- Born: Ludwell Howard Denny November 18, 1894 Boonville, Indiana
- Died: October 12, 1970 (aged 75) Monterey, California
- Education: University of Chicago
- Occupations: Journalist, columnist, writer, minister
- Years active: 1921-1970
- Employer: The Nation
- Notable work: We Fight for Oil (1928) America conquers Britain: A Record of Economic War (1930)
- Spouses: ; Josephine Shryock ​ ​(m. 1917; died 1953)​ ; Dorothy Detzer ​(m. 1954⁠–⁠1970)​
- Awards: Freedom Foundation Editorial Award (1953) Scripps-Howard Roy W. Howard Award (1959)
- Church: First Unitarian Church of Rochester
- In office: 1917-1921

Personal details
- Denomination: Unitarianism
- Education: Meadville Theological School

= Ludwell Denny =

American journalist

Ludwell Howard Denny (November 18, 1894 – October 12, 1970) began his career as a Unitarian minister but soon switched to journalism, becoming a nationally known columnist, editor and editorial writer.

==Biography==
Denny was born on November 18, 1894, in Boonville, Indiana.
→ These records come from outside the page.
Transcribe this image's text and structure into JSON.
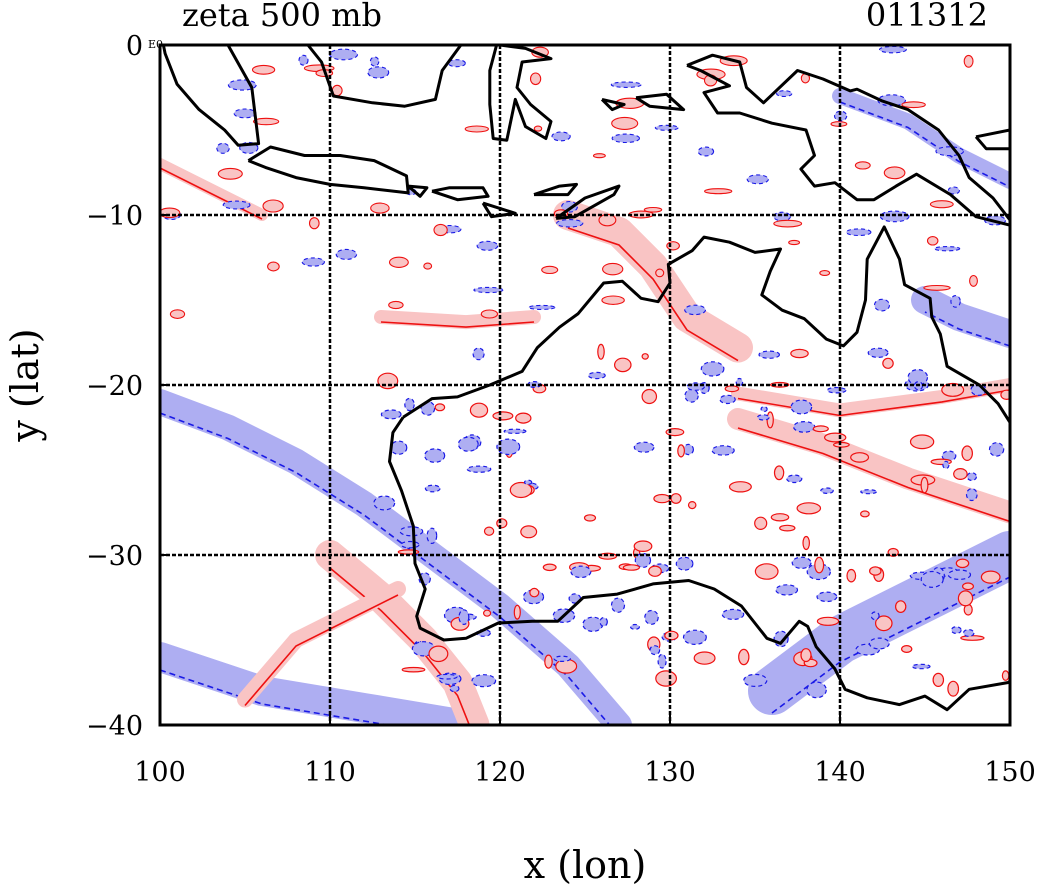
{
  "title_left": "zeta 500 mb",
  "title_right": "011312",
  "corner_tag": "E0",
  "xlabel": "x (lon)",
  "ylabel": "y (lat)",
  "x_ticks": [
    "100",
    "110",
    "120",
    "130",
    "140",
    "150"
  ],
  "y_ticks": [
    "0",
    "−10",
    "−20",
    "−30",
    "−40"
  ],
  "colors": {
    "positive_fill": "#f9c4c4",
    "positive_line": "#ee1111",
    "negative_fill": "#aeaef2",
    "negative_line": "#1a1ae6",
    "coastline": "#000000",
    "grid": "#000000"
  },
  "chart_data": {
    "type": "heatmap",
    "xlim": [
      100,
      150
    ],
    "ylim": [
      -40,
      0
    ],
    "grid_lines_x": [
      110,
      120,
      130,
      140
    ],
    "grid_lines_y": [
      -10,
      -20,
      -30
    ],
    "coastline": [
      [
        [
          114.3,
          -21.9
        ],
        [
          113.7,
          -22.8
        ],
        [
          113.5,
          -24.5
        ],
        [
          114.2,
          -26.2
        ],
        [
          114.9,
          -28.3
        ],
        [
          115.0,
          -30.5
        ],
        [
          115.6,
          -32.0
        ],
        [
          115.1,
          -33.6
        ],
        [
          115.3,
          -34.3
        ],
        [
          116.7,
          -35.0
        ],
        [
          118.0,
          -34.9
        ],
        [
          119.9,
          -34.0
        ],
        [
          121.9,
          -33.9
        ],
        [
          123.4,
          -33.9
        ],
        [
          124.9,
          -32.5
        ],
        [
          126.9,
          -32.3
        ],
        [
          129.0,
          -31.7
        ],
        [
          131.1,
          -31.5
        ],
        [
          132.6,
          -32.0
        ],
        [
          134.2,
          -33.0
        ],
        [
          135.7,
          -34.9
        ],
        [
          136.5,
          -35.2
        ],
        [
          137.6,
          -33.9
        ],
        [
          138.1,
          -34.2
        ],
        [
          138.6,
          -35.4
        ],
        [
          139.7,
          -36.7
        ],
        [
          140.3,
          -37.9
        ],
        [
          141.6,
          -38.4
        ],
        [
          143.5,
          -38.8
        ],
        [
          145.0,
          -38.3
        ],
        [
          146.3,
          -39.1
        ],
        [
          147.6,
          -37.9
        ],
        [
          149.9,
          -37.5
        ],
        [
          150.0,
          -37.4
        ],
        [
          150.0,
          -22.2
        ],
        [
          149.3,
          -21.1
        ],
        [
          148.2,
          -20.0
        ],
        [
          146.3,
          -18.9
        ],
        [
          145.9,
          -17.0
        ],
        [
          145.4,
          -16.0
        ],
        [
          145.3,
          -14.9
        ],
        [
          143.8,
          -14.1
        ],
        [
          143.5,
          -12.6
        ],
        [
          142.6,
          -10.7
        ],
        [
          141.6,
          -12.6
        ],
        [
          141.5,
          -15.0
        ],
        [
          141.0,
          -16.9
        ],
        [
          140.2,
          -17.7
        ],
        [
          139.2,
          -17.3
        ],
        [
          137.9,
          -16.1
        ],
        [
          136.6,
          -15.6
        ],
        [
          135.4,
          -14.7
        ],
        [
          135.9,
          -13.3
        ],
        [
          136.5,
          -12.0
        ],
        [
          135.0,
          -12.2
        ],
        [
          133.5,
          -11.6
        ],
        [
          132.0,
          -11.3
        ],
        [
          131.3,
          -12.1
        ],
        [
          129.9,
          -12.9
        ],
        [
          130.0,
          -14.0
        ],
        [
          129.3,
          -15.1
        ],
        [
          128.3,
          -14.9
        ],
        [
          127.2,
          -13.9
        ],
        [
          126.1,
          -14.0
        ],
        [
          124.6,
          -15.8
        ],
        [
          123.5,
          -16.6
        ],
        [
          122.2,
          -17.8
        ],
        [
          121.3,
          -19.2
        ],
        [
          119.4,
          -20.0
        ],
        [
          117.5,
          -20.7
        ],
        [
          116.0,
          -20.8
        ],
        [
          114.3,
          -21.9
        ]
      ],
      [
        [
          104.0,
          0.0
        ],
        [
          105.4,
          -2.5
        ],
        [
          105.8,
          -5.8
        ],
        [
          104.6,
          -5.9
        ],
        [
          103.8,
          -5.0
        ],
        [
          102.3,
          -3.8
        ],
        [
          101.0,
          -2.3
        ],
        [
          100.3,
          -0.5
        ],
        [
          100.2,
          0.0
        ]
      ],
      [
        [
          105.2,
          -6.8
        ],
        [
          106.5,
          -6.0
        ],
        [
          108.5,
          -6.5
        ],
        [
          110.6,
          -6.5
        ],
        [
          112.6,
          -6.8
        ],
        [
          114.5,
          -7.7
        ],
        [
          114.6,
          -8.7
        ],
        [
          112.0,
          -8.4
        ],
        [
          110.0,
          -8.2
        ],
        [
          108.0,
          -7.8
        ],
        [
          106.2,
          -7.2
        ],
        [
          105.2,
          -6.8
        ]
      ],
      [
        [
          114.6,
          -8.3
        ],
        [
          115.7,
          -8.4
        ],
        [
          115.3,
          -8.9
        ],
        [
          114.6,
          -8.3
        ]
      ],
      [
        [
          116.0,
          -8.6
        ],
        [
          117.0,
          -8.4
        ],
        [
          119.0,
          -8.4
        ],
        [
          119.3,
          -8.9
        ],
        [
          117.5,
          -9.1
        ],
        [
          116.0,
          -8.6
        ]
      ],
      [
        [
          119.0,
          -9.3
        ],
        [
          120.9,
          -9.9
        ],
        [
          119.5,
          -10.1
        ],
        [
          119.0,
          -9.3
        ]
      ],
      [
        [
          122.0,
          -8.8
        ],
        [
          123.5,
          -8.3
        ],
        [
          124.5,
          -8.2
        ],
        [
          124.0,
          -8.8
        ],
        [
          122.0,
          -8.8
        ]
      ],
      [
        [
          123.3,
          -10.2
        ],
        [
          125.0,
          -9.0
        ],
        [
          127.0,
          -8.3
        ],
        [
          126.7,
          -8.8
        ],
        [
          124.4,
          -10.1
        ],
        [
          123.3,
          -10.2
        ]
      ],
      [
        [
          108.7,
          0.0
        ],
        [
          109.5,
          -1.0
        ],
        [
          110.2,
          -3.0
        ],
        [
          112.5,
          -3.4
        ],
        [
          114.4,
          -3.6
        ],
        [
          116.2,
          -3.2
        ],
        [
          116.6,
          -1.5
        ],
        [
          117.7,
          0.0
        ]
      ],
      [
        [
          119.8,
          0.0
        ],
        [
          119.4,
          -1.5
        ],
        [
          119.4,
          -3.5
        ],
        [
          119.6,
          -5.5
        ],
        [
          120.4,
          -5.6
        ],
        [
          120.9,
          -3.2
        ],
        [
          121.5,
          -4.8
        ],
        [
          122.7,
          -5.5
        ],
        [
          123.0,
          -4.5
        ],
        [
          121.8,
          -3.5
        ],
        [
          121.0,
          -2.5
        ],
        [
          121.3,
          -1.0
        ],
        [
          123.0,
          -0.8
        ],
        [
          121.5,
          -0.2
        ],
        [
          120.0,
          0.0
        ]
      ],
      [
        [
          126.0,
          -3.2
        ],
        [
          127.3,
          -3.5
        ],
        [
          126.6,
          -3.8
        ],
        [
          126.0,
          -3.2
        ]
      ],
      [
        [
          128.0,
          -3.1
        ],
        [
          129.8,
          -2.9
        ],
        [
          130.8,
          -3.8
        ],
        [
          128.8,
          -3.6
        ],
        [
          128.0,
          -3.1
        ]
      ],
      [
        [
          131.0,
          -1.2
        ],
        [
          132.5,
          -0.6
        ],
        [
          134.1,
          -1.0
        ],
        [
          134.5,
          -2.5
        ],
        [
          135.5,
          -3.4
        ],
        [
          137.5,
          -1.5
        ],
        [
          139.0,
          -2.0
        ],
        [
          140.6,
          -2.7
        ],
        [
          141.0,
          -2.6
        ],
        [
          142.5,
          -3.3
        ],
        [
          144.0,
          -3.8
        ],
        [
          145.8,
          -5.0
        ],
        [
          147.0,
          -6.5
        ],
        [
          147.6,
          -7.8
        ],
        [
          149.0,
          -9.0
        ],
        [
          150.0,
          -10.3
        ],
        [
          150.0,
          -10.6
        ],
        [
          148.0,
          -10.1
        ],
        [
          146.5,
          -8.8
        ],
        [
          144.5,
          -7.6
        ],
        [
          143.3,
          -8.3
        ],
        [
          142.0,
          -9.1
        ],
        [
          141.0,
          -9.1
        ],
        [
          139.7,
          -8.1
        ],
        [
          138.5,
          -8.3
        ],
        [
          137.7,
          -7.3
        ],
        [
          138.5,
          -6.5
        ],
        [
          138.0,
          -5.0
        ],
        [
          136.0,
          -4.6
        ],
        [
          134.1,
          -4.0
        ],
        [
          132.8,
          -4.0
        ],
        [
          132.0,
          -2.8
        ],
        [
          133.5,
          -2.4
        ],
        [
          131.8,
          -1.5
        ],
        [
          131.0,
          -1.2
        ]
      ],
      [
        [
          148.0,
          -5.4
        ],
        [
          150.0,
          -5.0
        ],
        [
          150.0,
          -6.1
        ],
        [
          148.6,
          -6.1
        ],
        [
          148.0,
          -5.4
        ]
      ],
      [
        [
          144.0,
          -40.0
        ],
        [
          145.0,
          -40.0
        ]
      ]
    ]
  }
}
He attended the University of Chicago and trained for the ministry at Meadville Theological School in Meadville, Pennsylvania.
He served as minister of the First Unitarian Church of Rochester from 1917 to 1921.

The Rochester Unitarians hired Denny upon his graduation from Meadville, where he had shown early talent by winning the school's award for public speaking three years in a row.
In his memoir, Dexter Perkins, chair of the history department of the University of Rochester and a leading member of First Unitarian, described Denny as "the best pulpit man I have ever known".

Denny left the ministry after four years, however, expressing a desire to pursue his interest in world affairs. He first worked as European correspondent for The Nation and later served a variety of positions in the newspaper industry, including editor of the Indianapolis Times and chief editorial writer for the Scripps-Howard newspaper chain.
He published two books: We Fight for Oil (1928) and America Conquers Britain: A Record of Economic War (1930). He received the Freedom Foundation Editorial Award in 1953 and the Scripps-Howard Roy W. Howard Award in 1959.

In 1917, he married Josephine Shryock, who, raised in Meadville, was taking classes at the school while Denny was there. She died in 1953. In 1954, Denny married Dorothy Detzer, who had served as Executive Secretary of the US section of the Women's International League for Peace and Freedom for twenty years.

Denny died on October 12, 1970, in Monterey, California.